Tolyltriazole
- Names: Other names _-Methyl-1H-benzotriazole (4, 5, 6, 7, mixture)

Identifiers
- CAS Number: 29385-43-1; 5-methyl: 136-85-6;
- 3D model (JSmol): 4-methyl: Interactive image; 5-methyl: Interactive image;
- ChEBI: 5-methyl: CHEBI:83455;
- ChEMBL: 5-methyl: ChEMBL2148100;
- ChemSpider: 4-methyl: 109219; 5-methyl: 8381;
- ECHA InfoCard: 100.045.073
- EC Number: 5-methyl: 205-265-8;
- PubChem CID: 5-methyl: 8705;
- UNII: O9DI72TU6U;
- CompTox Dashboard (EPA): DTXSID0026171 ;

Properties
- Chemical formula: C_{7}H_{7}N_{3}
- Molar mass: 133.154 g·mol^{−1}
- Hazards: GHS labelling:
- Pictograms: GHS07: Exclamation mark GHS09: Environmental hazard
- Signal word: Warning

Related compounds
- Related compounds: Benzotriazole

= Tolyltriazole =

Tolyltriazole is a mixture of isomers or congeners that differ from benzotriazole by the addition of one methyl group attached somewhere on the benzene ring. "The term tolyltriazole (CAS 29385-43-1) generally [refers to] the commercial mixture composed of approximately equal amounts of 4- and 5-methylbenzotriazole, with small quantities of [their respective 7- and 6-methyl tautomers]".

==Synthesis and reactions==
Synthesis is much like that of benzotriazole, but starting with methyl-o-phenylenediamine instead of o-phenylenediamine.
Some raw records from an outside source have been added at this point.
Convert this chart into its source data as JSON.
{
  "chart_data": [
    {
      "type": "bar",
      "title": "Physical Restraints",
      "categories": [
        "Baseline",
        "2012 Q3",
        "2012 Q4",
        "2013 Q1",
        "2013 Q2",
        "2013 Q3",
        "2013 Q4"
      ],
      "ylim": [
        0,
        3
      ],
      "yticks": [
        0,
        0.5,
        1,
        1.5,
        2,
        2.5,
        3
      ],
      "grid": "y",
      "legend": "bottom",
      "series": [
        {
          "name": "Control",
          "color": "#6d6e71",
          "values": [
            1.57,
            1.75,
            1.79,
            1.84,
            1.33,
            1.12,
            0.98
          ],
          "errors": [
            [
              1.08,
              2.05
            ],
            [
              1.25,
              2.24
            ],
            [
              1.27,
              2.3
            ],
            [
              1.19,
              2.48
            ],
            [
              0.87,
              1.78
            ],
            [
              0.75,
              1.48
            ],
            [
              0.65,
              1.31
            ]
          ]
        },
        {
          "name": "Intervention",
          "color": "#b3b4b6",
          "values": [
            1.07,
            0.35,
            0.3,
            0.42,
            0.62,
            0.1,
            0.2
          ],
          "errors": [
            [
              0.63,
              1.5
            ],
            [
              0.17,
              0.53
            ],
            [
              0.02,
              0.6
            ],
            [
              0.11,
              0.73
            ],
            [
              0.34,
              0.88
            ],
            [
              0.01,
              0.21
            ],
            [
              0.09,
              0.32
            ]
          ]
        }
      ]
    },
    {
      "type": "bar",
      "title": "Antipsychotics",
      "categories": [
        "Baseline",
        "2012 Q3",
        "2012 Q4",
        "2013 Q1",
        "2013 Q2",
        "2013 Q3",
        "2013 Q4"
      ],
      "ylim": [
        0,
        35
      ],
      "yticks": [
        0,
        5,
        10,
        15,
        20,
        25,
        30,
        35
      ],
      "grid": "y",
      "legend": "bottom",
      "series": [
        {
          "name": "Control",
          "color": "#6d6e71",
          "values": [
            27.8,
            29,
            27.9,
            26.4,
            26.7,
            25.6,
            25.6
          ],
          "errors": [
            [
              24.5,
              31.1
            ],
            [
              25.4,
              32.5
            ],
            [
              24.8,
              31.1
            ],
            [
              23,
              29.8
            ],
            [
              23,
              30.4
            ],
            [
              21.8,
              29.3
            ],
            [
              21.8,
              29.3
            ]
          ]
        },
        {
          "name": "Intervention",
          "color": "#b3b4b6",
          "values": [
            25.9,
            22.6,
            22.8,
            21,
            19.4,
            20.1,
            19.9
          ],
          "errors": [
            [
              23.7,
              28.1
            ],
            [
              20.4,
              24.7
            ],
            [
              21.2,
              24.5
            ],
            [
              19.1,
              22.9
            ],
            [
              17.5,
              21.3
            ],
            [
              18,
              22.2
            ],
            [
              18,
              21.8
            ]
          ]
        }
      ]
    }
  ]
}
Isomers of methyl-o-phenylenediamine include 3-methyl-o-phenylenediamine, 4-methyl-o-phenylenediamine, and N-methyl-o-phenylenediamine (not involved here).

==Applications==
Tolyltriazole has uses similar to benzotriazole, but has better solubility in some organic solvents.

==Environmental relevance==
Tolyltriazole (and benzotriazole) is a common "polar organic persistent pollutant", often detected at >0.1 μg/L.